Men are not held to the same standard. The Chbab Srey tells wives that if your husband takes a mistress, let him wander where he wants, and he will return to you. If a man does choose to wander, he has a thriving sex industry at his disposal. Although the sex trade is illegal, it’s easily accessible in bars and karaoke clubs, especially in urban areas. This is due to, among other factors, a lack of law enforcement, a clientele with a large amount of political clout and a lack of respect for women.
National Public Radio documentarians estimated that 40,000 women work in the sex trade in Cambodia. Some women feel like it’s the only way to escape the cycle of poverty or the only viable economic option after sexual assault and subsequent ostracism. Other women, or girls, are tricked into the sex trade. Some Cambodian men believe that having sex with a virgin provides youthfulness and vigor, so girls in their teens are usually the target of the scam. A common tactic is for recruiters to come to poor areas of the country offering young women jobs in restaurants and hotels. Parents, too trusting or desperate to believe a better life awaits their children, agree to let their daughters go.
You know you have a happy family when the wife and husband are working together. We have to respect each other.Soy Phe
“It’s very easy to pursue, especially in communities that don’t have access to information about all these cases,” said Keang Keo, director of Heifer Cambodia. “So we try to educate the people.”

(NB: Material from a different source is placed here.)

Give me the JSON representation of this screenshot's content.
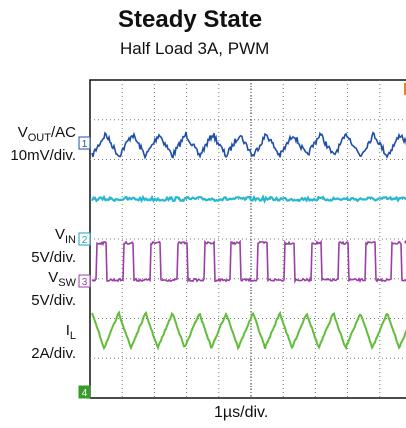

Heifer Cambodia works with parents, providing information and resources on the prevention of human trafficking. The topic is discussed during regular Heifer meetings, but staff also hold a regular community forum on trafficking prevention for the entire community. In addition to exposing common deceits, Heifer Cambodia staff connect parents to both governmental and nongovernmental organizations that help check the veracity of job offers and provide economic alternatives.
“We cannot say, no, you have to get your children back, or you’re not to send them to work anywhere,” Keang Keo said. “But we say, if you have an opportunity at home, she will be better at home.”